Serangan hama dan penyakit tanaman padi di beberapa tempat mengalami fluktuasi

dan cenderung meningkat dari tahun ke tahun.

Sebenarnya keberadaan hama dan penyakit tanaman yang disebut organisme

pengganggu tanaman (OPT) pada areal pertanian merupakan akibat ulah manusia.

Perubahan ekosistem hutan menjadi areal pertanian adalah salah satu penyebab

utama. Dalam ekosistem hutan, setiap rantai makanan berada dalam keadaan normal.

Setiap organisme berada dalam jumlah yang seimbang dengan organisme lain yang

menjadi musuh atau pemangsanya, sehingga tidak ditemui organisme telah merusak

keseimbangan tersebut, di antaranya terjadi pemutusan beberapa rantai makanan.

Insektisida adalah bahan-bahan kimia bersifat racun yang dipakai untuk

membunuh serangga. Insektisida dapat memengaruhi pertumbuhan, perkembangan,

tingkah laku, perkembangbiakan, kesehatan, sistem hormon, sistem pencernaan, serta

aktivitas biologis lainnya hingga berujung pada kematian serangga pengganggu

tanaman (SPT). Insektisida termasuk salah satu jenis pestisida.Pestisida adalah

substansi kimia dan bahan lain yang digunakan untuk mengendalikan berbagai hama.

Dalam konsep pengendalian hama terpadu (PHT), penggunaan pestisida ditujukan

bukan untuk memberantas atau membunuh hama namun lebih dititikberatkan untuk

mengendalikan hama sehingga berada di bawah ambang kendali.

1.2 Tujuan

1. Agar mahasiswa memahami cara aplikasi insektisida pada tanaman padi yang

tepat.

2. Agar mahasiswa dapat menggunakan pestisida secara bijaksana.

3. Agar mahasiswa dapat mengerti macam- macam jenis insektisida.

Page 4: Laporan Insektisida

BAB 2. TINJAUAN PUSTAKA

Insektisida adalah bahan-bahan kimia bersifat racun yang dipakai untuk

membunuh serangga. Insektisida dapat memengaruhi pertumbuhan, perkembangan,

tingkah laku, perkembangbiakan, kesehatan, sistem hormon, sistem pencernaan, serta

aktivitas biologis lainnya hingga berujung pada kematian serangga pengganggu

tanaman. Insektisida termasuk salah satu jenis pestisida (Anonim, 2011).

Insektisida secara umum adalah senyawa kimia yang digunakan untuk

membunuh serangga pengganggu (hama serangga). Insektisida dapat membunuh

serangga dengan dua mekanisme, yaitu dengan meracuni makanannya (tanaman) dan

dengan langsung meracuni serangga tersebut (Anonim, 2006).

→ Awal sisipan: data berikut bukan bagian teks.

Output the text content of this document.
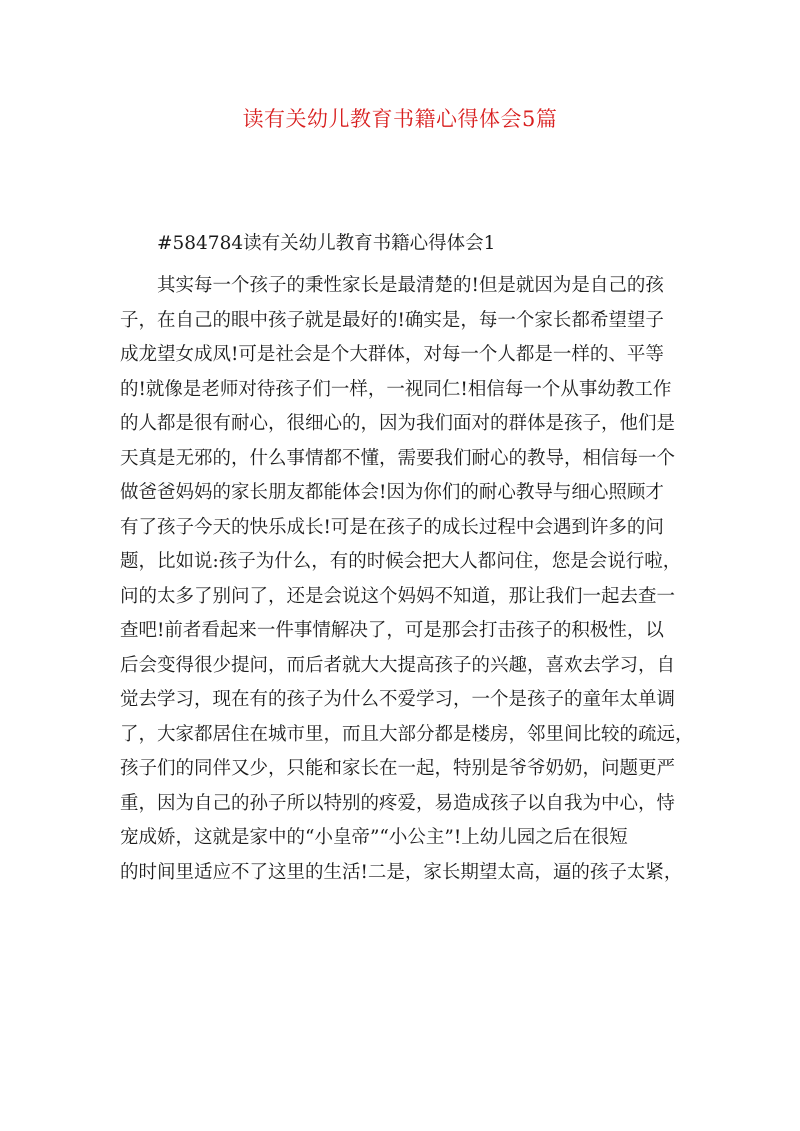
读有关幼儿教育书籍心得体会5篇
#584784读有关幼儿教育书籍心得体会1
其实每一个孩子的秉性家长是最清楚的!但是就因为是自己的孩
子，在自己的眼中孩子就是最好的!确实是，每一个家长都希望望子
成龙望女成凤!可是社会是个大群体，对每一个人都是一样的、平等
的!就像是老师对待孩子们一样，一视同仁!相信每一个从事幼教工作
的人都是很有耐心，很细心的，因为我们面对的群体是孩子，他们是
天真是无邪的，什么事情都不懂，需要我们耐心的教导，相信每一个
做爸爸妈妈的家长朋友都能体会!因为你们的耐心教导与细心照顾才
有了孩子今天的快乐成长!可是在孩子的成长过程中会遇到许多的问
题，比如说:孩子为什么，有的时候会把大人都问住，您是会说行啦，
问的太多了别问了，还是会说这个妈妈不知道，那让我们一起去查一
查吧!前者看起来一件事情解决了，可是那会打击孩子的积极性，以
后会变得很少提问，而后者就大大提高孩子的兴趣，喜欢去学习，自
觉去学习，现在有的孩子为什么不爱学习，一个是孩子的童年太单调
了，大家都居住在城市里，而且大部分都是楼房，邻里间比较的疏远，
孩子们的同伴又少，只能和家长在一起，特别是爷爷奶奶，问题更严
重，因为自己的孙子所以特别的疼爱，易造成孩子以自我为中心，恃
宠成娇，这就是家中的“小皇帝”“小公主”!上幼儿园之后在很短
的时间里适应不了这里的生活!二是，家长期望太高，逼的孩子太紧，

Teknik aplikasi pestisida sangat menentukan berhasil tidaknya pengendalian

Organisme Pengganggu Tanaman/Tumbuhan (OPT). Kegagalan pengendalian OPT

secara kimiawi dapat disebabkan oleh kesalahan aplikasi pestisida. Di samping itu,

kesalahan aplikasi pesitisida juga sangat berbahaya bagi pengguna, konsumen, dan

lingkungan (Djojosumarto, 2010).

Insektisida adalah salah satu jenis pestisida yang berfungsi untuk memberantas

serangga. Insektisida dapat kita bagi menurut sifat dasar senyawa kimianya yaitu

dalam Insektisida Anorganik yang tidak mengandung unsur karbon dan Insektisida

Organik yang mengandung unsur karbon. Insektisida lama yang digunakan sebelum

tahu 1945 umumnya merupakan insektisida anorganik sedangkan insektisida modern

setelah DDT ditemukan umumnya merupakan insektisida organik. Insektisida organik

masih dapat dibagi menjadi insektisida organik alami dan insektisida organik sintetik.

Insektisida organik alami merupakan insektisida yang terbuat dari tanaman

(insektisida botanik) dan bahan alami lainnya. Sedangkan insektisida sintetik

merupakan hasil buatan pabrik dengan melalui proses sintesis kimiawi. Insektisida

modern pada umumnya merupakan insektisida organik sintetik (Tim Magang

B2P2VRP Epidemiologi, 2007).

Page 5: Laporan Insektisida

Secara kimia tergolong insektisida yang toksisitas relatif rendah akan tetapi

mampu bertahan lama dalam lingkungan. Racun ini bersifat mengganggu susunan

syaraf dan larut dalam lemak. Contoh insektisida ini pada tahun 1874 ditemukan

DDT (Dikloro Difenil Tri Kloroetana) oleh Zeidler seorang sarjana kimia dari

Jerman. Pada tahun 1973 diketahui bahwa DDT ini ternyata sangat membahayakan

bagi kehidupan maupun lingkungan, karena meninggalkan residu yang terlalu lama

dan dapat terakumulasi dalam jaringan melalui rantai makanan. DDT sangat stabil

baik di air, di tanah, dalam jaringan tanaman dan hewan (Enny S Purwukir, 2002).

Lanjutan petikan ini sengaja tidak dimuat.